The C and C++ standard libraries define a series of these

types in <stdatomic.h> and <atomic>, respectively. They look and act just like the integer types they mirror (e.g., bool  $\rightarrow$  atomic\_bool, int  $\rightarrow$  atomic\_int, etc.), but the compiler ensures that other variables' loads and stores aren't reordered around theirs.

Informally, we can think of atomic variables as rendezvous points for threads. By making  $v_ready$  atomic, v = 42 is now guaranteed to happen before  $v_ready = true$  in thread A, just as  $my_v = v$  must happen after reading  $v_ready$  in thread B. Formally, atomic types establish a *single total modification order* where, "[...] the result of any execution is the same as if the reads and writes occurred in some order, and the operations of each individual processor appear in this sequence in the order specified by its program." This model, defined by Leslie Lamport in 1979, is called *sequential consistency*.

## 3. Atomicity

But order is only one of the vital ingredients for inter-thread communication. The other is what atomic types are named for: atomicity. Something is *atomic* if it cannot be divided into smaller parts. If threads don't use atomic reads and writes to share data, we're still in trouble.

Consider a program with two threads. One processes a list of files, incrementing a counter each time it finishes working on one. The other handles the user interface, periodically reading the counter to update a progress bar. If that counter is a 64-bit integer, we can't access it atomically on 32-bit machines, since we need two loads or stores to read or write the entire value. If we're particularly unlucky, the first thread could be halfway through writing the counter when the second thread reads it, receiving garbage. These unfortunate occasions are called torn reads and writes.

If reads and writes to the counter are atomic, however, our problem disappears. We can see that, compared to the difficulties of establishing the right order, atomicity is fairly straightforward: just make sure that any variables used for thread synchronization are no larger than the CPU word size.

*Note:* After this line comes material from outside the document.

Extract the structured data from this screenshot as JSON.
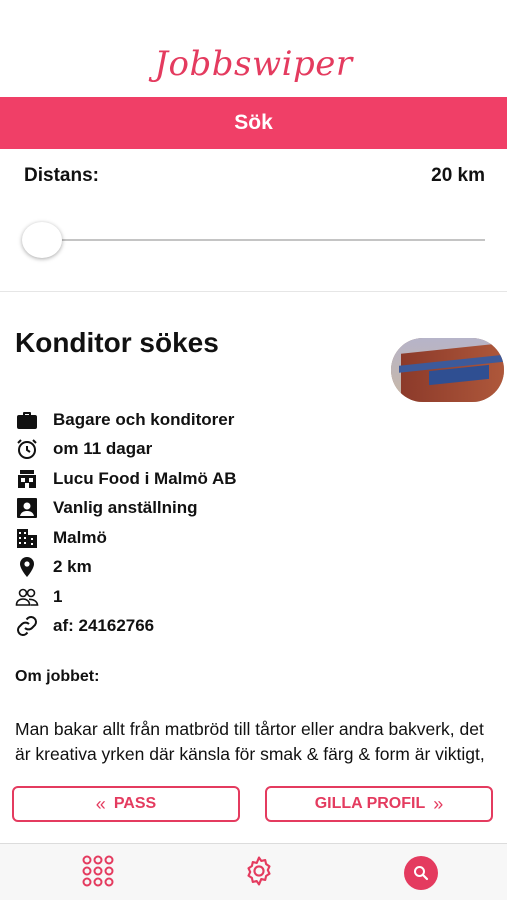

## 4. Arbitrarily-sized "atomic" types

Along with atomic\_int and friends, C++ provides the template std::atomic<T> for defining arbitrary atomic types. C, lacking a similar language feature but wanting to provide the same functionality, added an \_Atomic keyword. If T is larger than the machine's word size, the compiler and the language runtime automatically surround the variable's reads and writes with locks. If you want to make sure this isn't happening, you can check with:

<sup>\*</sup>The ISO C11 standard lifted its concurrency facilities, almost verbatim, from the C++11 standard. Everything you see here should be identical in both languages, barring some arguably cleaner syntax in C++.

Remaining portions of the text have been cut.